Today’s security and access control systems have improved significantly from solutions in the past. They include more advanced identity badges, hand biometrics and even retinal scanners. However, these systems still require time and effort on behalf of the person entering a secure area. They still have to swipe a badge, place a hand on a biometric scanner or look into a retina device. This process can be extended when a security guard has to verify their identity.
IT security and facilities personnel are faced with a challenge. They must balance entry to a facility being as easy as possible while maintaining a strong security posture.
World Wide Technology (WWT) and Amazon Web Services (AWS) believe that in the next couple of years technologies such as the Internet of Things (IoT), computer vision, artificial intelligence (AI) and machine learning (ML) will disrupt access to facilities.
The concept of frictionless entry focuses on leveraging these technologies, so that people can enter a space in less time and with fewer steps, such as needing to bade in.
Specifically, advancements in computer vision have created new solutions in facial recognition (FR) and license plate recognition (LPR). The use of these two disruptive ML solutions allow employees to access a facility securely and quickly without the burden of lost hardware tokens and human intervention that can cause long wait times and ultimately lead to a loss of productivity.
By binding FR and LPR together, WWT and AWS have created the Fast Lane solution, an integrated two factor authentication access solution that verifies a license plate against a face.
WWT has developed a fully integrated solution that uses the AWS platform for multi-factor authentication at a security gate, without specialized hardware tokens or other cybersecurity technologies. Leveraging advancements in advancements in computer vision, the solution combines driver (facial) and vehicle (license plate) recognition to deliver a cloud-based authorization system that ensures the driver and vehicle combination are authorized to enter the secure location. Once registered, drivers can simply pull up to the gate and proceed through without additional tools, effort or interaction with facility security.
The serverless system works by taking video feeds from the targeted location(s) directly from the camera into Amazon Simple Storage Service (S3). Once in S3, an AWS Lambda function is triggered to run still images through Amazon Rekognition or other third-party machine learning algorithms, such as OpenALPR, to pull details directly from that image to match against registered faces and license plates in seconds.

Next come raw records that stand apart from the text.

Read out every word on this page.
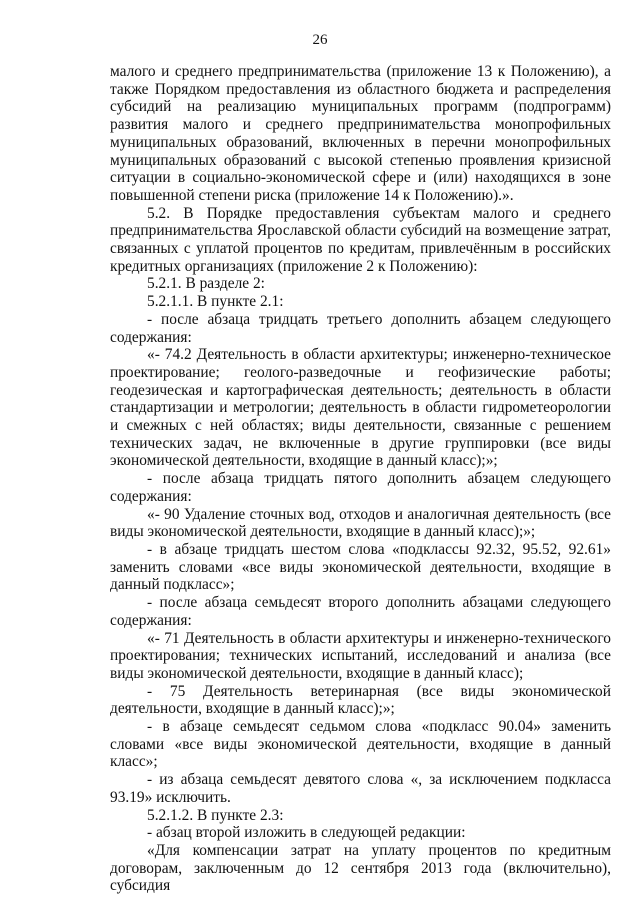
26

малого и среднего предпринимательства (приложение 13 к Положению), а также Порядком предоставления из областного бюджета и распределения субсидий на реализацию муниципальных программ (подпрограмм) развития малого и среднего предпринимательства монопрофильных муниципальных образований, включенных в перечни монопрофильных муниципальных образований с высокой степенью проявления кризисной ситуации в социально-экономической сфере и (или) находящихся в зоне повышенной степени риска (приложение 14 к Положению).».

5.2. В Порядке предоставления субъектам малого и среднего предпринимательства Ярославской области субсидий на возмещение затрат, связанных с уплатой процентов по кредитам, привлечённым в российских кредитных организациях (приложение 2 к Положению):

5.2.1. В разделе 2:

5.2.1.1. В пункте 2.1:

- после абзаца тридцать третьего дополнить абзацем следующего содержания:

«- 74.2 Деятельность в области архитектуры; инженерно-техническое проектирование; геолого-разведочные и геофизические работы; геодезическая и картографическая деятельность; деятельность в области стандартизации и метрологии; деятельность в области гидрометеорологии и смежных с ней областях; виды деятельности, связанные с решением технических задач, не включенные в другие группировки (все виды экономической деятельности, входящие в данный класс);»;

- после абзаца тридцать пятого дополнить абзацем следующего содержания:

«- 90 Удаление сточных вод, отходов и аналогичная деятельность (все виды экономической деятельности, входящие в данный класс);»;

- в абзаце тридцать шестом слова «подклассы 92.32, 95.52, 92.61» заменить словами «все виды экономической деятельности, входящие в данный подкласс»;

- после абзаца семьдесят второго дополнить абзацами следующего содержания:

«- 71 Деятельность в области архитектуры и инженерно-технического проектирования; технических испытаний, исследований и анализа (все виды экономической деятельности, входящие в данный класс);

- 75 Деятельность ветеринарная (все виды экономической деятельности, входящие в данный класс);»;

- в абзаце семьдесят седьмом слова «подкласс 90.04» заменить словами «все виды экономической деятельности, входящие в данный класс»;

- из абзаца семьдесят девятого слова «, за исключением подкласса 93.19» исключить.

5.2.1.2. В пункте 2.3:

- абзац второй изложить в следующей редакции:

«Для компенсации затрат на уплату процентов по кредитным договорам, заключенным до 12 сентября 2013 года (включительно), субсидия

If both the driver’s face and license plate match the registered information, that driver is allowed to proceed. Any non-matching pair or low accuracy hit (defined by the user) will queue a guard for manual intervention.
The system also provides a cloud-based UI for reporting and analysis to ensure the effectiveness across multiple cameras and sites for a singular view across all entry points.
The solution was developed using the best practices of a cloud-native approach. The overall architecture was divided into three independent services all connected via application programming interfaces (APIs). The following services were developed to support the solution.
Image processing service
This service connects to the on-premise cameras and handles accessing, storing and organizing data coming from those cameras. The Image Processing Service is made up of two AWS services:
- Amazon Simple Storage Service (S3) for storing the raw and organized data. The raw data is still images coming from the cameras that trigger the Image Analysis Service. The organized data is used for time serialization and coordination across multiple cameras as well as display via the Web UI.
- AWS Lambda functions are used to coordinate with the raw data from the cameras and the Image Analysis Service.
Image analysis service
This service provides the tools for modular license plate and facial recognition based on data coming into the Image Processing Service. The Image Analysis Service can use publicly available AWS services, such as Amazon Rekognition, or third-party tools, such as OpenALPR, in manner that does not impact other services in the solution. The Image Analysis Service is made up of three core AWS services:
- Amazon Rekognition to run facial and/or license plate analysis through a managed service.
- Amazon ECS/EC2 as a managed service to run third-party facial recognition models, such as FaceNet, license plate analysis models, such as OpenALPR, or any other third-party party or custom model.
- Amazon DynamoDB to store outputs from the model for analysis and use within the UI.
The service comes with a custom, serverless UI to view live and past events within the solution. The Web UI is comprised of four AWS services:
- Amazon S3 for storing all web assets as well as cleaned, organized and analyzed data from the Image Analysis Service.
- Amazon API Gateway for accessing the web UI and coordination between services.
- AWS Lambda for handling UI requests and performing analysis against data generated by the Image Analysis Service to determine the status of drivers and license plates.
- AWS Dynamo for storing registered driver and vehicle information as well as data related to driver and vehicle match status used for reporting in the UI.
Scalable, efficient, accurate
By using the global scale of AWS, WWT is able to quickly deploy the Fast Lane solution across the U.S. with easily deployable IP cameras. No additional on-premise compute or storage resources are required. The Fast Lane solution returns results in seconds, with no human interaction allowing employees faster access to their work site while maintaining entry security and safety.